After a while I asked him if he shouldn’t go see to the affected systems, or at least fire on the other ship before it caused any more damage. He frowned at me and said they seemed to have lost interest, or at least were no longer firing on us. “I’ll need to go outside and repair some outside sensors,” he said. “But we’re not in danger any more.”

“That makes no sense,” I said, even as I tried to figure out how to nurse, even though I’d only seen it in sensies before. “Why would they attack us and then leave?”

“I don’t know,” Kit said. “Maybe it was a case of mistaken identity. Earth is at war, after all.” He frowned. “Several wars, I expect by now.”

“But that shouldn’t extend to space,” I protested. “There really is no space presence beyond Circum.”

“Maybe,” he said. “But your idea of how things were and how they really were aren’t always the same. Maybe the Good Men had secret bases in space.”

I inclined my head in semi-agreement. We were both covered in blood, I was naked, and the room, between lack of gravity and the dirty aspects of birth, looked like particularly messy barbarians had stormed through.

Fortunately my child figured out the nursing thing, because I had no idea how to do it. I held her and looked down at her thinking how odd this was. How strange that I could become a mother so– Not easily, but quickly.

Kit looked at us, with that odd look of reverence that males reserve for things that scare them a little. “We have a daughter,” he said.

I nodded. I was trying very hard not to think that this small creature was utterly dependent on me and would surely die without me. I’d never had anyone utterly dependent on me. Yes, I’d rescued Kit from some horrible situations, but he’d rescued me too. It wasn’t a one-sided relationship. And he could go on living without me, no matter how little he would like it. But with my daughter…

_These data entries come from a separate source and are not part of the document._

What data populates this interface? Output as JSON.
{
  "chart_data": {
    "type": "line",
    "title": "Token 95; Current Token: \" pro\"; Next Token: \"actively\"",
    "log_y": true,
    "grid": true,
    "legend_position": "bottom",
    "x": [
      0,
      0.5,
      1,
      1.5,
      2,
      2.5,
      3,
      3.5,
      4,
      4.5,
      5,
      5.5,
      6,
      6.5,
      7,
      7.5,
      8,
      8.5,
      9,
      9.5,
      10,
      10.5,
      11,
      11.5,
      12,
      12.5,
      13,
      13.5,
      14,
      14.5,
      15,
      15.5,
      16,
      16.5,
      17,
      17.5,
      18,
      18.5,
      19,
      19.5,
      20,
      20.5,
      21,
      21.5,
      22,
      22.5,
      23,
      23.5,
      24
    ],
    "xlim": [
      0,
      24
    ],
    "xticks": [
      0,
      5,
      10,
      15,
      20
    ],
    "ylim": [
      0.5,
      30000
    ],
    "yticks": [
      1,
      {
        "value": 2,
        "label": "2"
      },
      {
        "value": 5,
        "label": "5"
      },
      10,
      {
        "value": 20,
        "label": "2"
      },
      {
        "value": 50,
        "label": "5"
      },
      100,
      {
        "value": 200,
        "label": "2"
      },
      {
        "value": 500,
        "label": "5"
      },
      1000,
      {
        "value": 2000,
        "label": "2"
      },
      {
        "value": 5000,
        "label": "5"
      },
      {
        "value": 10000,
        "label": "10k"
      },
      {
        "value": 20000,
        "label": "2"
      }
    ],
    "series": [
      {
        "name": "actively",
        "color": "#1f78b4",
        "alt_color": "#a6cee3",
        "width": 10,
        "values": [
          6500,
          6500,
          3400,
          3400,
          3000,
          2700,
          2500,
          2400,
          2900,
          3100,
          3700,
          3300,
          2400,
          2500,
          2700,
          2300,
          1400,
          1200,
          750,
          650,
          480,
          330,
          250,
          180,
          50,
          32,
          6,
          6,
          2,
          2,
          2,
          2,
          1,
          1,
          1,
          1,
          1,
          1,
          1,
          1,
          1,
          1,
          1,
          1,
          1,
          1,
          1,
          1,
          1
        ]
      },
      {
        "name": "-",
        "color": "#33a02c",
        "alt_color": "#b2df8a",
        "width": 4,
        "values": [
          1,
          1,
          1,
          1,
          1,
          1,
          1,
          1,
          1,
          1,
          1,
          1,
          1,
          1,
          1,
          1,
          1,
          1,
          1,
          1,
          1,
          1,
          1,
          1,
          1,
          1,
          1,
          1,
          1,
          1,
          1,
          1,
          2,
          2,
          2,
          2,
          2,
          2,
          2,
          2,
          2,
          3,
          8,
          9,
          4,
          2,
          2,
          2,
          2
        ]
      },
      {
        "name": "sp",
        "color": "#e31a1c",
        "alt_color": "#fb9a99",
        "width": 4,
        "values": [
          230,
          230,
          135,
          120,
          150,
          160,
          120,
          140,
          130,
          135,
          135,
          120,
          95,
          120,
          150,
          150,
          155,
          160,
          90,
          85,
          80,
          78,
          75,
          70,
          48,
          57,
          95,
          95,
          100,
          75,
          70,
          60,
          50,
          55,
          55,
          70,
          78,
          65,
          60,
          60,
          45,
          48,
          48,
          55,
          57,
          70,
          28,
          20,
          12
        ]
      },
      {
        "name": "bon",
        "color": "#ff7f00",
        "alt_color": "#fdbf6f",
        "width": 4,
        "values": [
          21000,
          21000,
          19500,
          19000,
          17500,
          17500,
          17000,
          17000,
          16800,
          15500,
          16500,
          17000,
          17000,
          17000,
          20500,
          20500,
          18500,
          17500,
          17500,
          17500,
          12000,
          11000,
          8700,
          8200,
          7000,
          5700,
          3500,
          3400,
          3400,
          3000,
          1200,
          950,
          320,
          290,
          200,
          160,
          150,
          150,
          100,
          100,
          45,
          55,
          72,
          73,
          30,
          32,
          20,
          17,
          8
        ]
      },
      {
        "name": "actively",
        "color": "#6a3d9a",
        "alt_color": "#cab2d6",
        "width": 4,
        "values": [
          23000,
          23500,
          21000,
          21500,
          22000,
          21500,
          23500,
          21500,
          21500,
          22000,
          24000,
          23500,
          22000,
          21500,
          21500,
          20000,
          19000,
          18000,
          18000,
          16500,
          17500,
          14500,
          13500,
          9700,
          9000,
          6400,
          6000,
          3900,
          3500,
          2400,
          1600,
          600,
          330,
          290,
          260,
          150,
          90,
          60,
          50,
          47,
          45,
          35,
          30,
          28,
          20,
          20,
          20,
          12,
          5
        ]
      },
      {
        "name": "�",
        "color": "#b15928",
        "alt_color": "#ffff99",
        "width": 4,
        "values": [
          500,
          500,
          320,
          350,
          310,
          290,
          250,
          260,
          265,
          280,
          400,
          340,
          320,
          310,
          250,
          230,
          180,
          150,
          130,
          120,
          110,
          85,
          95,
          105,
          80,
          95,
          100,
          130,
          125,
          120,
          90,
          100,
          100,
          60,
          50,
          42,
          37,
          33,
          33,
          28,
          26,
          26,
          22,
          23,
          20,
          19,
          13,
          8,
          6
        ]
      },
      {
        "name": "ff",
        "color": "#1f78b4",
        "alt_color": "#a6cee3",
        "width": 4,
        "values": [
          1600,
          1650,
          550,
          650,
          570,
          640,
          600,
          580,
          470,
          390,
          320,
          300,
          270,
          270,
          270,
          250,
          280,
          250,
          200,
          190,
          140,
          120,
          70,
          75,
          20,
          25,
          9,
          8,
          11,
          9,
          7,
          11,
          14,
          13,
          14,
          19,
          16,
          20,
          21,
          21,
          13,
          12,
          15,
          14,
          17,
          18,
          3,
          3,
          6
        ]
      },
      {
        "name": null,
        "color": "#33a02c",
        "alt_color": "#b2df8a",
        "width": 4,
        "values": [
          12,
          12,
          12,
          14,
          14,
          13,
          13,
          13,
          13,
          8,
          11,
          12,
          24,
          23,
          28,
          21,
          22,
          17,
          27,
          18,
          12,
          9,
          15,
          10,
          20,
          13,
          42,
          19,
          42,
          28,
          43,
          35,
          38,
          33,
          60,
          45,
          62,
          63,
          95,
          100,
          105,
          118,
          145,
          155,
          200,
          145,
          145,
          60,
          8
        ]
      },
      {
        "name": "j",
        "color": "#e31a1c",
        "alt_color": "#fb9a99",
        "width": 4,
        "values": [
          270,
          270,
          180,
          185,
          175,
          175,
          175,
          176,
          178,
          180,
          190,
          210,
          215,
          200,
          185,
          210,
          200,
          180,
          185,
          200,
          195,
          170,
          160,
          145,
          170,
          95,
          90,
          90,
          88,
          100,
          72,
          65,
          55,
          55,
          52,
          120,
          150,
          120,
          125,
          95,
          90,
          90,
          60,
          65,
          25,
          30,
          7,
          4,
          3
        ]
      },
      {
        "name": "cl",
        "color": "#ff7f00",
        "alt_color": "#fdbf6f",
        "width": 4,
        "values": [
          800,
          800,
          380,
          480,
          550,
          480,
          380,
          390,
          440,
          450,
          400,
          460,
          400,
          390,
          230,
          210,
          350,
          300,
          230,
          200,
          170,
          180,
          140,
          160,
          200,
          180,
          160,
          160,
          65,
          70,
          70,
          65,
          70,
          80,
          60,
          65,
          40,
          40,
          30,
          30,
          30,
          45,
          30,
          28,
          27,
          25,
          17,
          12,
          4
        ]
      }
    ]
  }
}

The word tasted wrong, as something that could not possibly apply to me. She looked small, unfinished and red, with a face the size of a large orange, little curls all over her scalp, and the most determined expression I’d ever seen. Both her fists were clenched, as though she were engaged in a difficult battle.

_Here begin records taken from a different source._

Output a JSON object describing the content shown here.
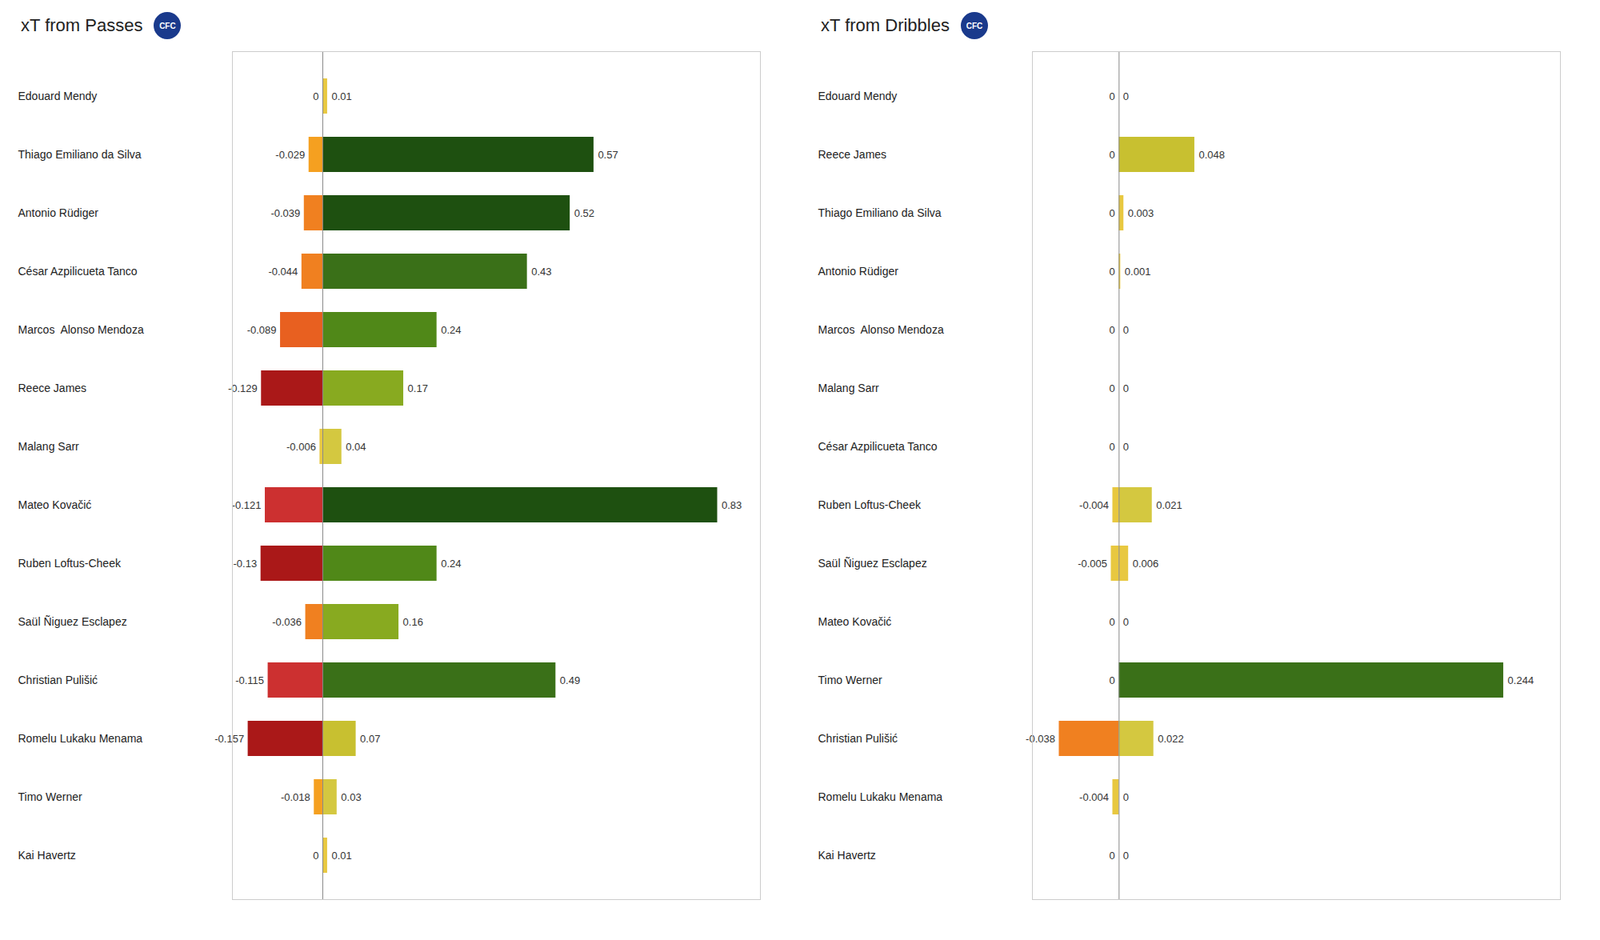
{
  "chart_data": [
    {
      "type": "bar",
      "title": "xT from Passes",
      "orientation": "horizontal",
      "categories": [
        "Edouard Mendy",
        "Thiago Emiliano da Silva",
        "Antonio Rüdiger",
        "César Azpilicueta Tanco",
        "Marcos  Alonso Mendoza",
        "Reece James",
        "Malang Sarr",
        "Mateo Kovačić",
        "Ruben Loftus-Cheek",
        "Saül Ñiguez Esclapez",
        "Christian Pulišić",
        "Romelu Lukaku Menama",
        "Timo Werner",
        "Kai Havertz"
      ],
      "series": [
        {
          "values": [
            0,
            -0.029,
            -0.039,
            -0.044,
            -0.089,
            -0.129,
            -0.006,
            -0.121,
            -0.13,
            -0.036,
            -0.115,
            -0.157,
            -0.018,
            0
          ],
          "colors": [
            "#e8c840",
            "#f5a020",
            "#f08020",
            "#f08020",
            "#e86020",
            "#aa1818",
            "#e8c840",
            "#cc3030",
            "#aa1818",
            "#f08020",
            "#cc3030",
            "#aa1818",
            "#f5a020",
            "#e8c840"
          ]
        },
        {
          "values": [
            0.01,
            0.57,
            0.52,
            0.43,
            0.24,
            0.17,
            0.04,
            0.83,
            0.24,
            0.16,
            0.49,
            0.07,
            0.03,
            0.01
          ],
          "colors": [
            "#e8c840",
            "#1e5010",
            "#1e5010",
            "#3a7018",
            "#508818",
            "#88aa20",
            "#d4c840",
            "#1e5010",
            "#508818",
            "#88aa20",
            "#3a7018",
            "#c8c030",
            "#d4c840",
            "#e8c840"
          ]
        }
      ],
      "xlim": [
        -0.19,
        0.92
      ],
      "tick_labels": "y",
      "data_labels": true,
      "annotations": [
        "CFC"
      ]
    },
    {
      "type": "bar",
      "title": "xT from Dribbles",
      "orientation": "horizontal",
      "categories": [
        "Edouard Mendy",
        "Reece James",
        "Thiago Emiliano da Silva",
        "Antonio Rüdiger",
        "Marcos  Alonso Mendoza",
        "Malang Sarr",
        "César Azpilicueta Tanco",
        "Ruben Loftus-Cheek",
        "Saül Ñiguez Esclapez",
        "Mateo Kovačić",
        "Timo Werner",
        "Christian Pulišić",
        "Romelu Lukaku Menama",
        "Kai Havertz"
      ],
      "series": [
        {
          "values": [
            0,
            0,
            0,
            0,
            0,
            0,
            0,
            -0.004,
            -0.005,
            0,
            0,
            -0.038,
            -0.004,
            0
          ],
          "colors": [
            "#e8c840",
            "#e8c840",
            "#e8c840",
            "#e8c840",
            "#e8c840",
            "#e8c840",
            "#e8c840",
            "#e8c840",
            "#e8c840",
            "#e8c840",
            "#e8c840",
            "#f08020",
            "#e8c840",
            "#e8c840"
          ]
        },
        {
          "values": [
            0,
            0.048,
            0.003,
            0.001,
            0,
            0,
            0,
            0.021,
            0.006,
            0,
            0.244,
            0.022,
            0,
            0
          ],
          "colors": [
            "#e8c840",
            "#c8c030",
            "#e8c840",
            "#e8c840",
            "#e8c840",
            "#e8c840",
            "#e8c840",
            "#d4c840",
            "#e8c840",
            "#e8c840",
            "#3a7018",
            "#d4c840",
            "#e8c840",
            "#e8c840"
          ]
        }
      ],
      "xlim": [
        -0.055,
        0.28
      ],
      "tick_labels": "y",
      "data_labels": true,
      "annotations": [
        "CFC"
      ]
    }
  ]
}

Kit stood up, stood by my side, looking down. “She has your eyes,” he said.

“Sure,” I said. And since his were the result of a bio-engineering virus introduced in the first trimester of gestation, I added, “We didn’t pay extra for her to have yours. She might make a decent navigator yet.”

He did a laugh that sounded like a hiccup. “I hope—”

“Yes?”

“Nothing. Foolishness,” he said. “I was going to say I hoped the world would be kind to her, but I don’t think that’s how it works.”

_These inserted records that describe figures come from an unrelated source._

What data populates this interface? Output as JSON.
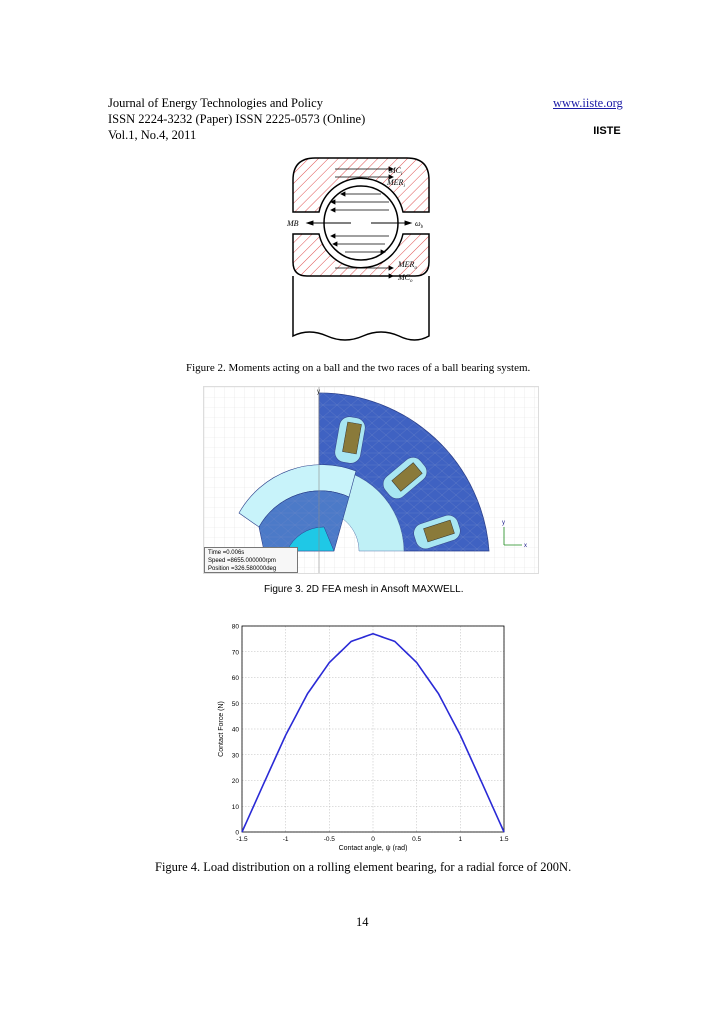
{
  "header": {
    "journal": "Journal of Energy Technologies and Policy",
    "issn_line": "ISSN 2224-3232 (Paper)      ISSN 2225-0573 (Online)",
    "volume": "Vol.1, No.4, 2011",
    "url": "www.iiste.org",
    "logo_text": "IISTE"
  },
  "figure2": {
    "caption": "Figure 2.   Moments acting on a ball and the two races of a ball bearing system.",
    "labels": {
      "mci": "MC",
      "mci_sub": "i",
      "meri": "MER",
      "meri_sub": "i",
      "mb": "MB",
      "omega": "ω",
      "omega_sub": "b",
      "mero": "MER",
      "mero_sub": "o",
      "mco": "MC",
      "mco_sub": "o"
    }
  },
  "figure3": {
    "caption": "Figure 3. 2D FEA mesh in Ansoft MAXWELL.",
    "info": {
      "time": "Time      =0.006s",
      "speed": "Speed    =8655.000000rpm",
      "position": "Position =326.580000deg"
    },
    "axis_y": "y",
    "axis_x": "x"
  },
  "figure4": {
    "caption": "Figure 4. Load distribution on a rolling element bearing, for a radial force of 200N.",
    "chart_data": {
      "type": "line",
      "title": "",
      "xlabel": "Contact angle, ψ (rad)",
      "ylabel": "Contact Force (N)",
      "xlim": [
        -1.5,
        1.5
      ],
      "ylim": [
        0,
        80
      ],
      "xticks": [
        "-1.5",
        "-1",
        "-0.5",
        "0",
        "0.5",
        "1",
        "1.5"
      ],
      "yticks": [
        "0",
        "10",
        "20",
        "30",
        "40",
        "50",
        "60",
        "70",
        "80"
      ],
      "grid": true,
      "series": [
        {
          "color": "#2a2ad6",
          "x": [
            -1.5,
            -1.25,
            -1.0,
            -0.75,
            -0.5,
            -0.25,
            0,
            0.25,
            0.5,
            0.75,
            1.0,
            1.25,
            1.5
          ],
          "y": [
            0,
            18.9,
            37.6,
            53.7,
            65.8,
            74.0,
            77,
            74.0,
            65.8,
            53.7,
            37.6,
            18.9,
            0
          ]
        }
      ]
    }
  },
  "page_number": "14"
}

“No, we each have to make the world as kind to us as we can.”

“And we’ll have to protect her until she can look out for herself,” he said.

“Yes,” I said. This too tasted strange, but it also tasted right. I didn’t want it to be true, but if I didn’t owe anything to someone I’d created, to whom would I owe anything? She couldn’t look after herself. And I’d brought her here.

He got up. “Right,” he said. “I’m going to see about fixing those sensors. And then I’ll come back and help get you cleaned up.”

It was the last I saw of him aboard the Cathouse.